15 Jun 2015
Like buying a house, getting married, or going through a divorce, an interview is one of those stressful situations that make candidates break out in a sweat. Having helped thousands through the interview stage we know that the best way to overcome interview stress is to be well prepared. That’s why we’ve put together this essential interview checklist to help you put your best foot forward.
Make sure you know the format of the interview and what’s expected of you
Before your interview check out what the format will be. Is it going to be a panel interview or a one to one interview? Will it involve any tests or will you be required to give a presentation? Often this information will be provided for you by the recruiter or employer but if there is limited information don’t be too shy to ask.
Look up who’ll be interviewing you
On many occasions you’ll find out from the HR department or recruiter who’ll be interviewing you in advance. If you don’t, you can check with your contact or recruiter to find out. This will give you the advantage of being able to do a little background research. Having a little information about what makes your interviewer tick and what their specialities are could help you to connect with them and give you the edge on other candidates. If you have a strong social media presence, that will leave a good impression and you could even connect with them on social media.
Research the company
Researching the company is one of the most important steps in your preparation. As well as finding out information about the company in general, it’s also useful to find out what projects they are involved in, if they have taken on any new clients, or if they’ve made any new appointments recently.
If they have a blog or news section on their website, this is a great place to start. You should also google their company for any mentions on industry sites or external blogs, as well as seeing what updates are on LinkedIn or Twitter about the company. This gives you the opportunity to discuss things that you’ve learned about their company in an interview showcasing your research skills and proactivity. If you’re lucky you may even be able to relate your skills and experience to a challenge or project that they’re facing at the moment.
Think of examples that prove you have the skills and experience they’re looking for
To show to an employer why you are the candidate for the job you’ll need to provide examples that showcase your skills and experience. To help you structure your answers you can use the well-known STAR model. Firstly set the scene by describing the situation of your example. The next step is to explain the task or activity that required your input. Follow this up by describing the action that you took, and finally round up your example by summarising the result of your actions.
Write a list of questions you’d like to ask them
An interview should be a two way street. As well as allowing an employer to find out whether you are the right candidate, it is your opportunity to assess whether the company and role is right for you. When deciding what to ask steer clear of questions about company benefits, annual leave and pay increments and instead focus on elements important to your role and department. You could ask what may be expected of you in your first month or year, or ask about challenges they are facing in your department at the moment.

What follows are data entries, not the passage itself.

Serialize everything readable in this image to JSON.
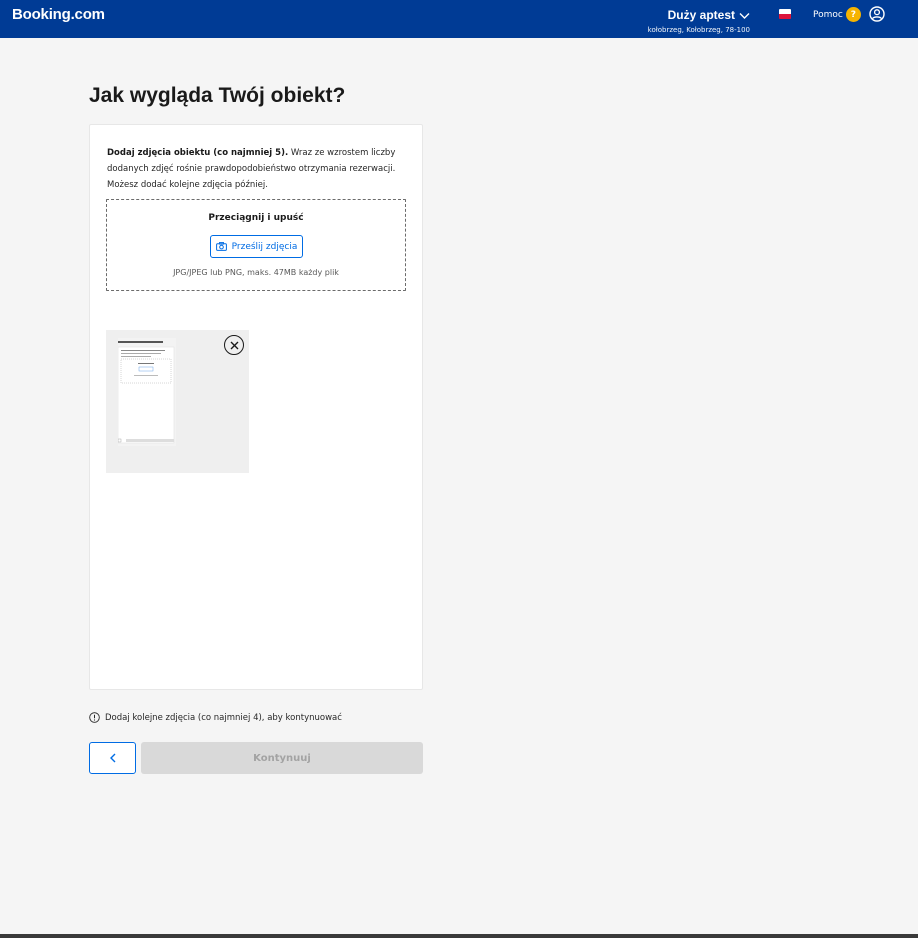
{
  "header": {
    "logo": "Booking.com",
    "property_name": "Duży aptest",
    "property_address": "kołobrzeg, Kołobrzeg, 78-100",
    "help_label": "Pomoc",
    "help_badge": "?",
    "brand_color": "#003b95"
  },
  "page": {
    "title": "Jak wygląda Twój obiekt?"
  },
  "photos": {
    "intro_bold": "Dodaj zdjęcia obiektu (co najmniej 5).",
    "intro_rest": " Wraz ze wzrostem liczby dodanych zdjęć rośnie prawdopodobieństwo otrzymania rezerwacji. Możesz dodać kolejne zdjęcia później.",
    "drop_title": "Przeciągnij i upuść",
    "upload_label": "Prześlij zdjęcia",
    "hint": "JPG/JPEG lub PNG, maks. 47MB każdy plik",
    "accent_color": "#006ce4"
  },
  "footer": {
    "notice": "Dodaj kolejne zdjęcia (co najmniej 4), aby kontynuować",
    "continue_label": "Kontynuuj"
  },
  "icons": {
    "chevron": "chevron-down-icon",
    "account": "account-icon",
    "camera": "camera-icon",
    "remove": "close-circle-icon",
    "info": "info-icon",
    "back": "chevron-left-icon"
  }
}
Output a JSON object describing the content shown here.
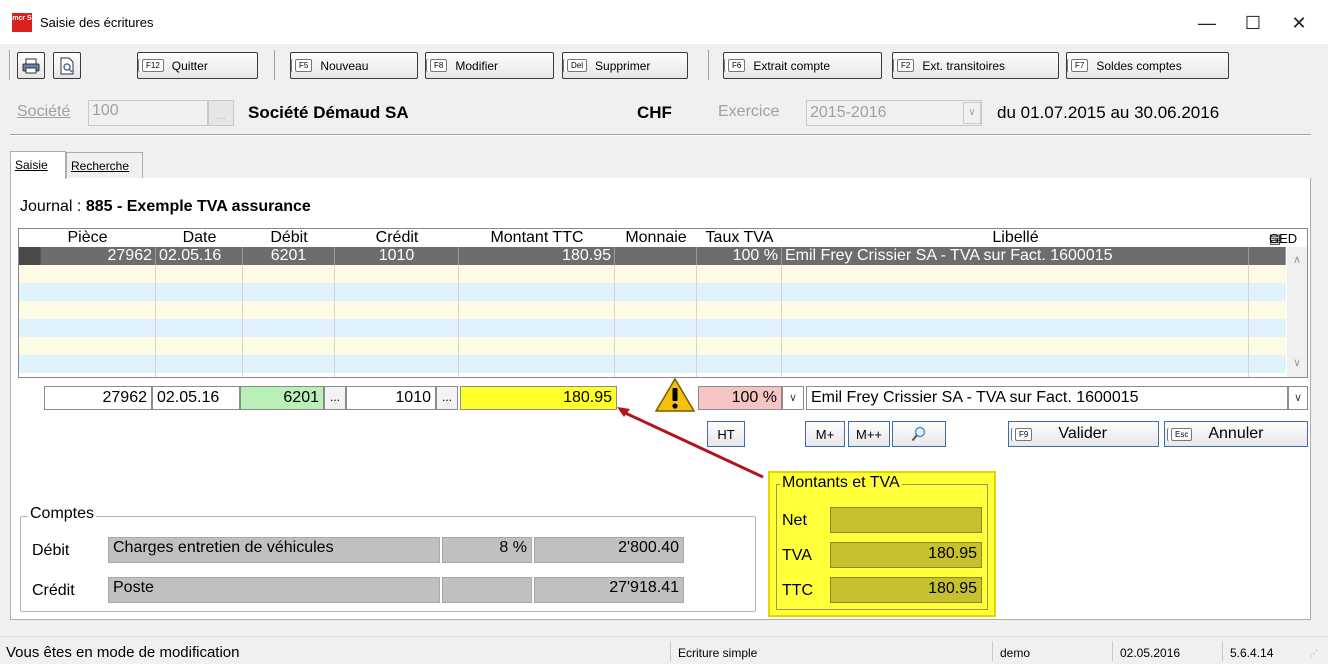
{
  "window": {
    "logo": "mcr S",
    "title": "Saisie des écritures",
    "minimize": "—",
    "maximize": "☐",
    "close": "✕"
  },
  "toolbar": {
    "quit": {
      "key": "F12",
      "label": "Quitter"
    },
    "new": {
      "key": "F5",
      "label": "Nouveau"
    },
    "modify": {
      "key": "F8",
      "label": "Modifier"
    },
    "delete": {
      "key": "Del",
      "label": "Supprimer"
    },
    "extract": {
      "key": "F6",
      "label": "Extrait compte"
    },
    "transit": {
      "key": "F2",
      "label": "Ext. transitoires"
    },
    "balances": {
      "key": "F7",
      "label": "Soldes comptes"
    }
  },
  "header": {
    "company_label": "Société",
    "company_code": "100",
    "company_name": "Société Démaud SA",
    "currency": "CHF",
    "year_label": "Exercice",
    "year_value": "2015-2016",
    "period": "du 01.07.2015 au 30.06.2016"
  },
  "tabs": [
    {
      "label": "Saisie"
    },
    {
      "label": "Recherche"
    }
  ],
  "journal": {
    "label": "Journal :",
    "value": "885 - Exemple TVA assurance"
  },
  "grid": {
    "columns": [
      "Pièce",
      "Date",
      "Débit",
      "Crédit",
      "Montant TTC",
      "Monnaie",
      "Taux TVA",
      "Libellé",
      "GED"
    ],
    "rows": [
      {
        "piece": "27962",
        "date": "02.05.16",
        "debit": "6201",
        "credit": "1010",
        "amount": "180.95",
        "currency": "",
        "vat": "100 %",
        "label": "Emil Frey Crissier SA - TVA sur Fact. 1600015"
      }
    ]
  },
  "entry": {
    "piece": "27962",
    "date": "02.05.16",
    "debit": "6201",
    "credit": "1010",
    "amount": "180.95",
    "vat": "100 %",
    "label": "Emil Frey Crissier SA - TVA sur Fact. 1600015",
    "dots": "..."
  },
  "buttons": {
    "ht": "HT",
    "mplus": "M+",
    "mplusplus": "M++",
    "validate_key": "F9",
    "validate": "Valider",
    "cancel_key": "Esc",
    "cancel": "Annuler"
  },
  "accounts": {
    "title": "Comptes",
    "debit": {
      "label": "Débit",
      "name": "Charges entretien de véhicules",
      "rate": "8 %",
      "balance": "2'800.40"
    },
    "credit": {
      "label": "Crédit",
      "name": "Poste",
      "rate": "",
      "balance": "27'918.41"
    }
  },
  "amounts": {
    "title": "Montants et TVA",
    "net_label": "Net",
    "net": "",
    "vat_label": "TVA",
    "vat": "180.95",
    "ttc_label": "TTC",
    "ttc": "180.95"
  },
  "status": {
    "mode": "Vous êtes en mode de modification",
    "type": "Ecriture simple",
    "user": "demo",
    "date": "02.05.2016",
    "version": "5.6.4.14"
  },
  "colors": {
    "selected_row": "#6d6d6d",
    "row_blue": "#e0f2fc",
    "row_yellow": "#fefbe4",
    "highlight_yellow": "#ffff2a",
    "debit_green": "#b8f0b8",
    "vat_pink": "#f7c4c4",
    "annotation_red": "#b2141e",
    "warning": "#f4c20d"
  }
}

Make sure you know where the company is
Woe betides the interviewee that gets lost on the day and turns up late. If you need to, do a dry-run to ensure your journey goes as smoothly as possible.
On the day
Dress to impress
First impressions are important. If you’re not sure what the dress code is, formal is always best. It’s a rare occasion that you can offend by over dressing but under dressing can be seriously off-putting to a potential employer.
Have your paper work in order
Have copies of your CV, a copy of the job ad, and a notepad containing your background research & questions for the company to hand. Not only will this give you the opportunity to have a quick glance whilst you’re waiting to go in, it will also help to show to an employer that you’re organised. They may even ask to see your CV on the day and having one to hand is always a plus.
Prepare a portfolio with examples of your work or certificates of your qualifications
For certain roles it can be beneficial to have examples of your work or certificates with you on the day. Evidence is king and it can often be the determining factor in successfully getting the job.
Take anything you’ve been asked to prepare with you
If you’ve been asked to prepare anything for your interview, make sure you have it on the day. It’s also worth having it in different formats in case there are any technology issues on the day, as well as the bonus of being able to give out physical copies to the interviewers which they can keep after your interview.
Have a bottle of water
Whilst it’s likely that your interviewer will offer you a drink, just in case they don’t, it’s a good idea to have your own. Nerves have a tendency to dry your throat and sipping water can also provide extra thinking time if there’s a question you want to consider.
A strong smile, a firm handshake and positive body language
When you’re introduced to the interviewer make sure that you smile and extend a healthy handshake. When you’re in the interview lean in slightly towards the interviewer to show interest and avoid confrontational or defensive positions such as crossing your arms. Maintain eye contact with the interviewer to show confidence (even if you’re panicking on the inside) and listen carefully to ensure that you’re providing the right information.
With the right preparation behind you you’ll be ready to ace the interview and get this job. Good luck on the big day!